Resif kümelerinde ayrıca, Uluslararası Doğa Koruma Birliği (IUCN) tarafından tehdit altındaki türler arasında belirtilerek kırmızı listeye eklenen Pina midyesi (Pinna nobilis) de tespit edildi. Deniz ekosisteminin devamı için büyük önem taşıyan Pina midyeleri, saatte 6 litre deniz suyunu temizleyebilmeleri ile müsilaja karşı önemli bir rol oynuyor.

Raporda, yapay resiflerin bulunduğu alanlarda deniz ekosisteminin iyileştiği ve biyolojik çeşitliliğin arttığı belirtilirken, resiflerin balıkların üreme ve beslenme alanları haline gelerek, balık popülasyonunda artış sağladığına değinildi.

Akçansa Genel Müdürü Vecih Yılmaz, rapora ilişkin yaptığı açıklamada şunları söyledi; “Türkiye’nin en yüksek paydaş değerine sahip sürdürülebilir yapı malzemeleri şirketi olma vizyonumuz doğrultusunda, ekosistemi desteklemeyi, biyoçeşitliliği korumayı ve deniz yaşamına fayda sağlamayı hedeflediğimiz Marmara Adaları Yapay Resif Projesi’nin ilk olumlu sonuçlarını almanın mutluluğunu yaşıyoruz. Yapılan ilk incelemelere göre 33 farklı canlının resif kümeleri etrafında tespit edilmesi, resiflerin Marmara Denizi’ne sağladığı ekolojik katkıyı göstermesi bakımından çok değerli. Çalışmanın resiflere yerleşen balık sayısında artış olacağını ortaya koyması, projenin sürdürülebilir geleceğimize sağlayacağı katkı açısından hepimizi umutlandırıyor. Projemizi yakından izlemeye devam edeceğiz. Akçansa olarak daha yaşanabilir yarınlar için çalışmayı sürdüreceğiz.”

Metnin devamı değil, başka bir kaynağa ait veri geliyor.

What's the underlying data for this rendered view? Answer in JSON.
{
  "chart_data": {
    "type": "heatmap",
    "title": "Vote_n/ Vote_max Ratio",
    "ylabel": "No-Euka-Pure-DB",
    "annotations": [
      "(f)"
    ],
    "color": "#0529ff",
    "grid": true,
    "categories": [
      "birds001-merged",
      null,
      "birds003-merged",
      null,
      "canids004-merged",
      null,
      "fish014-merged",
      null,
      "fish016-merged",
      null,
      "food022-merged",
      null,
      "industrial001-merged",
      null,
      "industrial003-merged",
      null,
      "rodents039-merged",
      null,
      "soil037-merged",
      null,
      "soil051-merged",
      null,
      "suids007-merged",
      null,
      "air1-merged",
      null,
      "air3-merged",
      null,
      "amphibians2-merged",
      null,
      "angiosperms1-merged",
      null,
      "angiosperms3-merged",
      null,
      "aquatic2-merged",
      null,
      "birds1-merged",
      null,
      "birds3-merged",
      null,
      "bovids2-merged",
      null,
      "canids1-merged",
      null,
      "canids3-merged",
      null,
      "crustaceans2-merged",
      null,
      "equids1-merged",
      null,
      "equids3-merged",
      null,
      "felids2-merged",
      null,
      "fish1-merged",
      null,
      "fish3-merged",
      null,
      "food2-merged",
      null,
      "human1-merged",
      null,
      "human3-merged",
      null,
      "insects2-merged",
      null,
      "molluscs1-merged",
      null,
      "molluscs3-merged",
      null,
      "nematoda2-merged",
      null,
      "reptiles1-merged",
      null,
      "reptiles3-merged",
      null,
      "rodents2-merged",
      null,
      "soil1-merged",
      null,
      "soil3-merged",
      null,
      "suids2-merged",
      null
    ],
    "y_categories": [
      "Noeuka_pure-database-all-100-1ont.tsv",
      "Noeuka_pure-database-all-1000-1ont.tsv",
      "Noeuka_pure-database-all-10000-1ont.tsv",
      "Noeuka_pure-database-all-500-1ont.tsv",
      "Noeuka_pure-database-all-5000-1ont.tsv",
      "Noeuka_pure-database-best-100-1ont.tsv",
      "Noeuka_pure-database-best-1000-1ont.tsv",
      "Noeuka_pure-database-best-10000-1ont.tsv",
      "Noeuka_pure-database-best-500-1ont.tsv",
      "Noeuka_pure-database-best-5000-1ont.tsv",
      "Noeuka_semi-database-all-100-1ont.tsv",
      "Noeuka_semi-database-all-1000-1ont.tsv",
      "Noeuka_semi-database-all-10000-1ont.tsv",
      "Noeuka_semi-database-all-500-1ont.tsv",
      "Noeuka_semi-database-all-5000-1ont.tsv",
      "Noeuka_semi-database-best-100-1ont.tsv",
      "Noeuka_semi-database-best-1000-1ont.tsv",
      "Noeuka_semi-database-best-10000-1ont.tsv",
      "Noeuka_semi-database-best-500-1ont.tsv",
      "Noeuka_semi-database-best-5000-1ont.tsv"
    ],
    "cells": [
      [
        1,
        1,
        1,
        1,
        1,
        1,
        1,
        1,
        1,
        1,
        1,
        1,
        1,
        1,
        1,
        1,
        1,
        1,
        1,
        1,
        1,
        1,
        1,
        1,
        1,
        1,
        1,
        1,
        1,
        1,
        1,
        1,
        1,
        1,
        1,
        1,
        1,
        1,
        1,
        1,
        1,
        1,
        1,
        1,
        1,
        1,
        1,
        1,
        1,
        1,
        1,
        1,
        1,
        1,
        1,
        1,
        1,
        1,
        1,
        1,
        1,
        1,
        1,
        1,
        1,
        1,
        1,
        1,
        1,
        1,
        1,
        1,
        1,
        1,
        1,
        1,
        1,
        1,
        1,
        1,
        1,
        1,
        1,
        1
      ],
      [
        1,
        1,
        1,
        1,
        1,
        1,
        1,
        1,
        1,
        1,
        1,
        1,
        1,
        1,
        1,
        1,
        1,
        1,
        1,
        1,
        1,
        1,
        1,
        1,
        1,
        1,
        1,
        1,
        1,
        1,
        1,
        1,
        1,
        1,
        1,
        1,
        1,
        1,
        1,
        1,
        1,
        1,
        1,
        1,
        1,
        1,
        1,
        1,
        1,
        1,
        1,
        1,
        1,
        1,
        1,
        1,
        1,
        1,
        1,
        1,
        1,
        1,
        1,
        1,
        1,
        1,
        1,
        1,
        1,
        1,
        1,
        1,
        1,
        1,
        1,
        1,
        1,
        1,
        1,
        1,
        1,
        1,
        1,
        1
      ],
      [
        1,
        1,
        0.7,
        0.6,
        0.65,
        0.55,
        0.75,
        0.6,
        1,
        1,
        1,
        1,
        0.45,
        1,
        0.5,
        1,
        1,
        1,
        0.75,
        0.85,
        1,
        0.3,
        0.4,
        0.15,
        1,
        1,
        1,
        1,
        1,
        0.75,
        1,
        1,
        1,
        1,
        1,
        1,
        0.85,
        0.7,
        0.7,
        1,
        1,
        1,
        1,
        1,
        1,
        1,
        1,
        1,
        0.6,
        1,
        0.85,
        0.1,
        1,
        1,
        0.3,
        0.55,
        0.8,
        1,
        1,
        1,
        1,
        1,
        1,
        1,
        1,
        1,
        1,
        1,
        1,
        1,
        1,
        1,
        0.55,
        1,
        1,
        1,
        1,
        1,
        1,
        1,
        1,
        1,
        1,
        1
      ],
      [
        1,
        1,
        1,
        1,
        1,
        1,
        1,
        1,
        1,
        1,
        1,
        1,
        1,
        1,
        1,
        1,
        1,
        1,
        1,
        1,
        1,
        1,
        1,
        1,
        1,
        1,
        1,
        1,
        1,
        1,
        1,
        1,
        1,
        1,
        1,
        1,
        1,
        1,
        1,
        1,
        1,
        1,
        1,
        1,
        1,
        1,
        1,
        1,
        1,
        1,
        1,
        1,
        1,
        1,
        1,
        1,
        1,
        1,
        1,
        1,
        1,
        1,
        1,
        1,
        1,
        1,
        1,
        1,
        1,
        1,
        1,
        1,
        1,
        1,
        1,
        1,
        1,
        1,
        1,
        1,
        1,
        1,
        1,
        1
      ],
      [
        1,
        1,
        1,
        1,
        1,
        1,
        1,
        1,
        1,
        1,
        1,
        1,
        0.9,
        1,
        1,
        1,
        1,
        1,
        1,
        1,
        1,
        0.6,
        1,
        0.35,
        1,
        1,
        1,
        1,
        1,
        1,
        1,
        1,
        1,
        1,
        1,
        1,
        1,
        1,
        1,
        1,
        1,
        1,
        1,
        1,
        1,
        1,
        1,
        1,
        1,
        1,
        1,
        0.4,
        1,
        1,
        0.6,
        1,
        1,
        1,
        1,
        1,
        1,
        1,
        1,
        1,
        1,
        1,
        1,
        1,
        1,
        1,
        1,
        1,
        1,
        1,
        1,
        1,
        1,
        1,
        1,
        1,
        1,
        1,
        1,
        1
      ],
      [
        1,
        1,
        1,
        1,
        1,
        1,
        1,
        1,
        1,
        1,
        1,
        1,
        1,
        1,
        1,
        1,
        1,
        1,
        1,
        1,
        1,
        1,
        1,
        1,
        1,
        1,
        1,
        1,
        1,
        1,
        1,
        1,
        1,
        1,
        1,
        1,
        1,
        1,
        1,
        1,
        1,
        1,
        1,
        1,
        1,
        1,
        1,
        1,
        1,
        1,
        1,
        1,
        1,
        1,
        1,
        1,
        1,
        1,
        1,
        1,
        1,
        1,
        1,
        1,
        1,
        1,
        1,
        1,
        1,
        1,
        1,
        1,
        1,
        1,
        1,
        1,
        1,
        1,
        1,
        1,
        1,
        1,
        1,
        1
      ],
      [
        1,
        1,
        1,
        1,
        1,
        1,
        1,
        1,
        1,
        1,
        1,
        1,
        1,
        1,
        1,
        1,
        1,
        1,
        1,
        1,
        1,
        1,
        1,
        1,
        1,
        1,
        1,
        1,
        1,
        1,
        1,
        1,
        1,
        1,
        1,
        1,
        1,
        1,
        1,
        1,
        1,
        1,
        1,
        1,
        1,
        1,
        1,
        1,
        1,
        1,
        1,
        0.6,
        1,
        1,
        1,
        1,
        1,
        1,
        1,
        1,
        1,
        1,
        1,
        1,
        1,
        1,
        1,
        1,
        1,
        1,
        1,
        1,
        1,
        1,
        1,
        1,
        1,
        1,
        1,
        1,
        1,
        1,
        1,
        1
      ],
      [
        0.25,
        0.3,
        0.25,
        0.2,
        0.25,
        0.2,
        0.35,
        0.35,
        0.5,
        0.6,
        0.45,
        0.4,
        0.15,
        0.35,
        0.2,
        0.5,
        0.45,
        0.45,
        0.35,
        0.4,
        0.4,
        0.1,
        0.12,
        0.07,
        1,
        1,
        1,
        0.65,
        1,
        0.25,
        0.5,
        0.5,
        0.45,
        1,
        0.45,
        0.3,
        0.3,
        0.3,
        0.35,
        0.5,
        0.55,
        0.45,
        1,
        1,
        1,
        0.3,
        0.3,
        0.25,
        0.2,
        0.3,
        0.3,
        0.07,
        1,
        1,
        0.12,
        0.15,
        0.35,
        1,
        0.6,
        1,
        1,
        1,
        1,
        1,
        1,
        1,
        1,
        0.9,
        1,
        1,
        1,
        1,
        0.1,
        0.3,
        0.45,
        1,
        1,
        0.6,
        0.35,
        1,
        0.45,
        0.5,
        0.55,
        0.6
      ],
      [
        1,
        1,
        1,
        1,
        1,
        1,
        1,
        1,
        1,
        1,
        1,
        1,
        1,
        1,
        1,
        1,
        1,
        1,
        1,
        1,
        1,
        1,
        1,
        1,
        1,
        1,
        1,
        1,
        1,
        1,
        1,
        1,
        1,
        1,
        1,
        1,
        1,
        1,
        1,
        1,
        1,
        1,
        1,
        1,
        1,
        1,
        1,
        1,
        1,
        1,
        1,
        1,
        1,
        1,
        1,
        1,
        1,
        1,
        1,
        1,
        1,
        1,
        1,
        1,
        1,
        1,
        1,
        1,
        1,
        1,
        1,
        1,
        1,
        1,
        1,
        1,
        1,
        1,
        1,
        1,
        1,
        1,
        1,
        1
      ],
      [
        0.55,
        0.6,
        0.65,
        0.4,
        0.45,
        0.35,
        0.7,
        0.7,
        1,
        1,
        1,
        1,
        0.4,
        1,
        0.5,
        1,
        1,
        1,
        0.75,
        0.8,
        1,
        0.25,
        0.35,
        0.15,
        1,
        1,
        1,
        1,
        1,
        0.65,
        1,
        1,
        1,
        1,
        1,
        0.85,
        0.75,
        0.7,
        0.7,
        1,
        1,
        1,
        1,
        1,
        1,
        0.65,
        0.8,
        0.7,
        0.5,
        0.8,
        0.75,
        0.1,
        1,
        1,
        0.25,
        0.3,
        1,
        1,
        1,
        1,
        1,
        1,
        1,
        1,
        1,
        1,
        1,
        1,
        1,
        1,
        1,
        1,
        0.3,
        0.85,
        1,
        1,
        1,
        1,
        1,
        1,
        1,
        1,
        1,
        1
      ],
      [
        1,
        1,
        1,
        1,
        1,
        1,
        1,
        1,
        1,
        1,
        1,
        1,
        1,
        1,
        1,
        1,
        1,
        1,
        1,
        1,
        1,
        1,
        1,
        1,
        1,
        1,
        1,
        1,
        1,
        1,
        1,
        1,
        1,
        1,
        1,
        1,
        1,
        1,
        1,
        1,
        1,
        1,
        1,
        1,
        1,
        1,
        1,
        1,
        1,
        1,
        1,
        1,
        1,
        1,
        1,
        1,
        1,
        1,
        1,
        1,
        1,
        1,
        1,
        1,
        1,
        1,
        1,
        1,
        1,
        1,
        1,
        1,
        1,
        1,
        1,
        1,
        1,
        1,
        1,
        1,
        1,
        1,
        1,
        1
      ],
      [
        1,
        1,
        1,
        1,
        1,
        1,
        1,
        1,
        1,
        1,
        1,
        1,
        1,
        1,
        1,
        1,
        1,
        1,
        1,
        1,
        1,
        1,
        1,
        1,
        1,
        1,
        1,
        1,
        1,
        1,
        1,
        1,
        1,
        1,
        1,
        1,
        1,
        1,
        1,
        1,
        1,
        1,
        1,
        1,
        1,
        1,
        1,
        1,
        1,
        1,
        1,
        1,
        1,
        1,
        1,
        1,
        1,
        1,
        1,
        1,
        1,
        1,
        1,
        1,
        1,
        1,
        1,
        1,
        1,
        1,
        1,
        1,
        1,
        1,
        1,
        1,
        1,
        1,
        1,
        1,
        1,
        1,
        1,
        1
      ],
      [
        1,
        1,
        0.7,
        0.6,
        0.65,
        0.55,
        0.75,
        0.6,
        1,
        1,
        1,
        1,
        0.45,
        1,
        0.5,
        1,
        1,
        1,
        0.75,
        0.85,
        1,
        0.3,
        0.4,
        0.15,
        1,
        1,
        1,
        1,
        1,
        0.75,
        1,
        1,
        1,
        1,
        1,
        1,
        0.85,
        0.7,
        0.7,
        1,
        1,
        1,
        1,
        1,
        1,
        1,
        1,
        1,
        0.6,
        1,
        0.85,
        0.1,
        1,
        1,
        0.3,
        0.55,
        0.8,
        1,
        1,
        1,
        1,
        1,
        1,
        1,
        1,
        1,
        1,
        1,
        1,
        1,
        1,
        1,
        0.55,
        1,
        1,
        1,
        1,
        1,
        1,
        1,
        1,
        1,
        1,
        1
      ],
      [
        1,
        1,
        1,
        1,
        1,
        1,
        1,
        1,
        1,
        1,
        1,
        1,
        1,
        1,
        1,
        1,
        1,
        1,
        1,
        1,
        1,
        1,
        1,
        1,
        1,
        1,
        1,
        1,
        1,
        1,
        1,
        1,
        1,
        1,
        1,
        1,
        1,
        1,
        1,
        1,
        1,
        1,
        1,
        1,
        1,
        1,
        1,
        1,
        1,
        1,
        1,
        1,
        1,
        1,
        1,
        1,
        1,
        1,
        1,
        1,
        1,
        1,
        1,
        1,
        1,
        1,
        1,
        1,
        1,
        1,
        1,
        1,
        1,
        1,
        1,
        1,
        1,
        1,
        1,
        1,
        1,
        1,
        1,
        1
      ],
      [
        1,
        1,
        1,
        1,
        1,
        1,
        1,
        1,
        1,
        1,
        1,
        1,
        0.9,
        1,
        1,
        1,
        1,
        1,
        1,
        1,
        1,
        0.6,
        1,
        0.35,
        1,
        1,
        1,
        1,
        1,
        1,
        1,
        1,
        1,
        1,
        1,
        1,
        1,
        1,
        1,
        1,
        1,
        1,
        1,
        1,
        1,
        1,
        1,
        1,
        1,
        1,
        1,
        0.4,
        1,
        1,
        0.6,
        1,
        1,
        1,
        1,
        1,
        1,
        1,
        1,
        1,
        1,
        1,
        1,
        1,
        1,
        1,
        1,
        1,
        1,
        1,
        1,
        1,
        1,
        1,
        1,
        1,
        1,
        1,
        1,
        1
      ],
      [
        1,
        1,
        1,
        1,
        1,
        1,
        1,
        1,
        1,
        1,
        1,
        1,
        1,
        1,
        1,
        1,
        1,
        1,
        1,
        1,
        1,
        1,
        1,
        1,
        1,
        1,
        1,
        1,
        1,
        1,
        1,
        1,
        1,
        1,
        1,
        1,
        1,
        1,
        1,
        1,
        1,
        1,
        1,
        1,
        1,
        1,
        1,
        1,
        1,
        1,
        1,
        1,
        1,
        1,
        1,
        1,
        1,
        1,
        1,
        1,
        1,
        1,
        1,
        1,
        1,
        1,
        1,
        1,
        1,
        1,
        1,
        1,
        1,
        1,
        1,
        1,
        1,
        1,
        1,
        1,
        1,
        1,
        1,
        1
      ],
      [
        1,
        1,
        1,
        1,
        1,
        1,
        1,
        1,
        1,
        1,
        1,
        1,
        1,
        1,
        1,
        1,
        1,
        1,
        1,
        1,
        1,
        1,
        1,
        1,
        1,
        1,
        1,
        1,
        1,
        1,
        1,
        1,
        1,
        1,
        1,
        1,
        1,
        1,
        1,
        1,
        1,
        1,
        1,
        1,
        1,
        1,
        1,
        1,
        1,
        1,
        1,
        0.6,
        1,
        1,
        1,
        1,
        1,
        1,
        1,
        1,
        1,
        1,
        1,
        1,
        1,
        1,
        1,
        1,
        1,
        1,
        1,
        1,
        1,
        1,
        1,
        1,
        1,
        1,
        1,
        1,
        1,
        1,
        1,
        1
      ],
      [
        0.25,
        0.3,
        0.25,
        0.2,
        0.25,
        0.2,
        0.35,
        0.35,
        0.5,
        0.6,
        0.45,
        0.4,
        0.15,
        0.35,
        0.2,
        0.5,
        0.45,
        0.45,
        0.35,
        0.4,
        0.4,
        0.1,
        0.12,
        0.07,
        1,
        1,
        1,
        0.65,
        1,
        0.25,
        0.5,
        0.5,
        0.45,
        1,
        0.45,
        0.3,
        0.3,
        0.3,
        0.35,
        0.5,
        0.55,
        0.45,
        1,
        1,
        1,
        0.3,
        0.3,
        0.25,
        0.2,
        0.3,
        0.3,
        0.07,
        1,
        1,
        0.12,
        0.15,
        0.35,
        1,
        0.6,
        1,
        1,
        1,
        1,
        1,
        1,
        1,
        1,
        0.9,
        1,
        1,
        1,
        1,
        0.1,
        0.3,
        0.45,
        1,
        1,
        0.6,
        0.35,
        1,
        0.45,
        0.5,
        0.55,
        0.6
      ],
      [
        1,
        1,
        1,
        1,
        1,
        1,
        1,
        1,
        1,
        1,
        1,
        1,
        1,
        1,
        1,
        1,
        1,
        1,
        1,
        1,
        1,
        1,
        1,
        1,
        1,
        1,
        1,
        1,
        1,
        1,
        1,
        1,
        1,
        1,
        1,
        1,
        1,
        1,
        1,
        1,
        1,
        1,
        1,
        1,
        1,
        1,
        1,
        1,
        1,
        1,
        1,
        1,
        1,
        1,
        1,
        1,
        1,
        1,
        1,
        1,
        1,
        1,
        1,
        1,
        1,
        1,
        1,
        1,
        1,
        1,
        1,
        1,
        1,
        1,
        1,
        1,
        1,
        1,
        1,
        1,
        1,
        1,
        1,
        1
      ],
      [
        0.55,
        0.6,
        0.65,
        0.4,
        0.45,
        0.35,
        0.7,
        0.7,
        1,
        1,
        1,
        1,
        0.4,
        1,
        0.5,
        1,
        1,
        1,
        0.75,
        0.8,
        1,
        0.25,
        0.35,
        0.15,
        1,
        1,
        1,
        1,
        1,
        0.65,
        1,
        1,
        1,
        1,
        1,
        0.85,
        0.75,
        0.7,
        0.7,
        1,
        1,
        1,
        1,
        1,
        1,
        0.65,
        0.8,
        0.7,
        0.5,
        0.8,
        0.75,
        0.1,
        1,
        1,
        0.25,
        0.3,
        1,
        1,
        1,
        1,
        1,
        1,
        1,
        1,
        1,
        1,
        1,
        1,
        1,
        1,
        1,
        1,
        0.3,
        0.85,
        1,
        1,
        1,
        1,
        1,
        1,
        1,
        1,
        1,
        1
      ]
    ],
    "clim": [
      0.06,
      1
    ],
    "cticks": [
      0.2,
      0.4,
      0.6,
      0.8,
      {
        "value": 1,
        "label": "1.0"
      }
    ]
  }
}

Türk Deniz Araştırmaları Vakfı Başkanı Bayram Öztürk ise şöyle konuştu; “Marmara Adası, Marmara’da biyoçeşitliliğin korunması için bir atlama taşı görevi yapar. Dolayısıyla, Marmara Adaları yapay resif projesi Marmara’nın korunması için hem önemli hem de örnek bir girişim olarak öne çıkıyor. Resifler içinde bu kadar büyük Eşkina popülasyonunu Marmara’da başka hiçbir yerde görmedim. Ülkemizin böyle iyi örneklere ihtiyacı var. Resif alanının kirlenmeden korunması, herkesin projeye sahip çıkması gerekiyor.”

Proje Girişim Grubu Lideri Hüseyin Semerci konuya ilişkin şunları söyledi; “Marmara Adaları Yapay Resifler Projesi’ne, biyolojik çeşitlilik ve deniz altındaki canlı popülasyonuna katkı sağlamak üzere başladık. Projemiz içinde altı tarla, her bir tarlada ise altı resif kümesi bulunuyor. Resiflerde gelişen yaşam formlarını gözlemlemek için aradan geçen bir yılın sonunda TÜDAV  desteği ile bir izleme çalışması yaptık. Erken dönemde gözlemlenen çeşitlilik ve resiflere tutunma gelecek için bizi çok umutlandırdı ve heyecanlandırdı. Denizlerimizin sürdürülebilir geleceği için projemiz kapsamında çalışmaya devam edeceğiz”.